Small town streets have become orphans in the mix of transportation funding. While city councils struggle to find money for repairs, the streets deteriorate. And if their deterioration passes a certain point, they must be rebuilt, at even greater cost.

Thus it's a good thing that Warrenton and Astoria are contemplating a local gasoline tax for street repair. Sandra Swain reported on May 23 that Warrenton Mayor Gil Gramson has recommended a 3 cents-per-gallon tax on gasoline. Astoria Mayor Willis Van Dusen told Swain he plans to conduct public forums on the same topic.

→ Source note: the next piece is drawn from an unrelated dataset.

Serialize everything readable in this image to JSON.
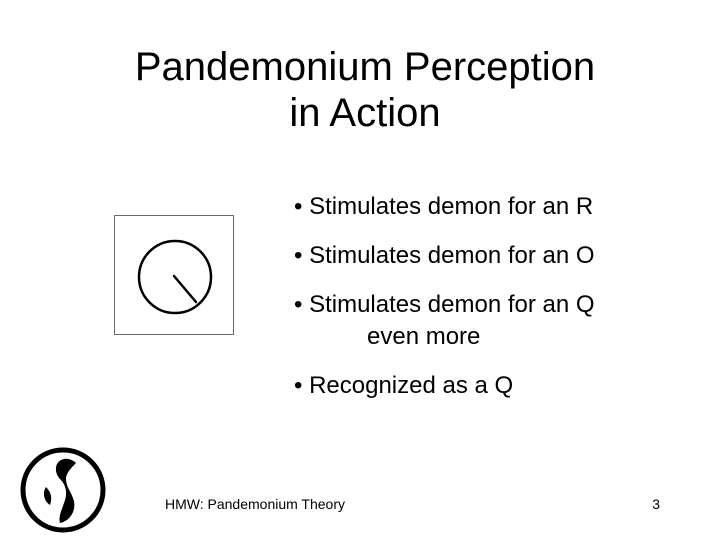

It is never easy for civic leaders to raise taxes, but the case for a local gasoline tax contains no loopholes. It comes down to this. No one else will pay to have Astoria's or Warrenton's streets repaired. As Warrenton City Manager Ed Madere told Swain, state gasoline tax money comes late and is used mainly for street lighting and maintenance. So little is left for repairs that Warrenton must accumulate a few year's leftover funds to do anything.

Mayor Gramson would prefer a gasoline tax to a tax levy, which would pay for street repairs out of the property tax. There is persuasive logic to the gasoline tax. The people who drive pay for the streets. Moreover, Astoria and Warrenton may, through the gas tax, gain revenues from tourists who use their town's streets.

There is urgency to the matter. Some routes such as Astoria's Eighth Street and Warrenton's Dolphin Road are badly in need of repair.

Gramson and Van Dusen are doing the right thing by pursuing a gasoline tax. Their city council colleagues should support them in this difficult, but essential challenge.